NCAA mandates practice precautions

Gunga Din couldn’t have found work in a college football camp in the middle of the 20th Century. Water boys were for men in pith helmets, not football helmets.

“We weren’t allowed a drop of water,” Don Fambrough told me as he watched the Kansas University football team practice the other morning. “It’s a wonder we all didn’t die.”

Post-practice was different, though, when Fambrough wore a Jayhawk uniform in the late 1940s. When drills ended, KU coach George Sauer would allow his parched players to moisten their mouths. That’s all they could do, though.

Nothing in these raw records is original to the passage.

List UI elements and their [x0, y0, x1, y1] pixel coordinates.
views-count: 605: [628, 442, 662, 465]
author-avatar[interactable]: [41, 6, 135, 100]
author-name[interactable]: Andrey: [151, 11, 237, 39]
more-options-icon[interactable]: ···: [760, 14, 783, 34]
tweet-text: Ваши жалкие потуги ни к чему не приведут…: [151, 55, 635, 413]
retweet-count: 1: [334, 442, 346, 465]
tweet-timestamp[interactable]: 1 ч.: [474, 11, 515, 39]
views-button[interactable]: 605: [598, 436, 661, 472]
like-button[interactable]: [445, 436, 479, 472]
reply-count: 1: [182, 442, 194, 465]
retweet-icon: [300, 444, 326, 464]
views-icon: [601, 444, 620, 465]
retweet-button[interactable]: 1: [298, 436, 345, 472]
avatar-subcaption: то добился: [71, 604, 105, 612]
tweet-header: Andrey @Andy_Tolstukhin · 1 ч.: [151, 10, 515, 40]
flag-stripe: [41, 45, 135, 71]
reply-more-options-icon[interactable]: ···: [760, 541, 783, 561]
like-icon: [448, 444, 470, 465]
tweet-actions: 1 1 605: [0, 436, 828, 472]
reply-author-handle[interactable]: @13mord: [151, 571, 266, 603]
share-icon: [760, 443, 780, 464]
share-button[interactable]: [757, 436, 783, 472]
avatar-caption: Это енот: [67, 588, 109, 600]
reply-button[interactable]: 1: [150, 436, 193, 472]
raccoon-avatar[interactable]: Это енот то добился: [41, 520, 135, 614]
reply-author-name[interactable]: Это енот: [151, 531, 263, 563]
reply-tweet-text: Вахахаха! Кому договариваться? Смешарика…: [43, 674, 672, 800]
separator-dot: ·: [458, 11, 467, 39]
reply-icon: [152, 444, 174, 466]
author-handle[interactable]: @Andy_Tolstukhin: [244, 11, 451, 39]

“Coach Sauer had his assistants follow us around to make sure we didn’t swallow it,” Fambrough related. “We just swished it around in our mouths and spit it out.”

Today, of course, football players are carefully hydrated during planned water breaks. Any sign of heat-related distress is treated with dogged concern. Yet athletes still succumb every now and then from heat-related causes.

Now the NCAA has mandated unprecedented restrictive rules for preseason practices, starting with a five-day acclimatization period. Most radical of the changes is to cut the staple of preseason drills — two-a-days — in half. Coaches always have relied on two-a-days to whip their players into shape. Now two-a-days have been reduced to once every other day.

Many old-school coaches — and probably many new-school coaches, too — believe the NCAA is once again guilty of superfluous legislation.

Florida Atlantic’s Howard Schnellenberger, a man who has been coaching since Amos Alonzo Stagg was a boy, told the Orlando Sentinel facetiously: “I’m surprised they don’t tell me I can’t show up at work until 8 and that I have to go home and kiss my wife by 9. We don’t need the NCAA or anybody telling us we can have 18 hours or 20 hours in a week (for practice).”

Kansas coach Mark Mangino, in only his second year as a head coach, is more diplomatic, yet feels the same way.

“With all the tragedies in college football and pro football and even baseball,” Mangino said, “I can see why the NCAA wants there to be precautions. But I would prefer they have faith in the coach to make good decisions.”

What Mangino is saying is that contemporary coaches listen to team doctors and trainers. If a doctor says a player shouldn’t practice, that player doesn’t practice. No questions asked. If a trainer suggests more water breaks because of the heat, extra water breaks are automatically included in a revised schedule. That’s standard operating procedure.

Those of you who have read the book or seen the movie “The Junction Boys” know the legendary Bear Bryant nearly caused a player to die during an inhumane preseason practice in the mid-1950s while in his first year at Texas A&M.

In contemporary times, if Bear Bryant took players out into the brutal heat and humidity of a west Texas summer and did to them what he did to those young Aggies, they’d drop like flies.

Does that mean college football players were tougher in those days? Not tougher, really, but certainly hardened by the limited technology of their generation.

For want of a better phrase, Mangino calls this “The Air-Conditioned Computer Age.”

“When I was a kid, we didn’t have air-conditioning or computers so we’d leave the house after breakfast, go out and play baseball all day and then come home at six o’clock,” Mangino said. “Then we’d go play some more.”

Mangino’s theory holds water, but there is another factor. Size. Today’s linemen weigh about 100 pounds more than they did 40 and 50 years ago.

“The largest player I played with was Red Ettinger and he weighed 215 pounds,” Fambrough said. “It was a different game back then.”

Football isn’t always a case of the more things change the more they stay the same. The game has indeed changed. The players are bigger, stronger, faster and — as we have seen too many times — more vulnerable to heat-related stress.

But did the NCAA really need to add still more pages to its humongous rule book in order to safeguard student-athletes? Probably not, but the new rules are like prescribing chicken soup for a cold. They won’t necessarily help, but they couldn’t hurt.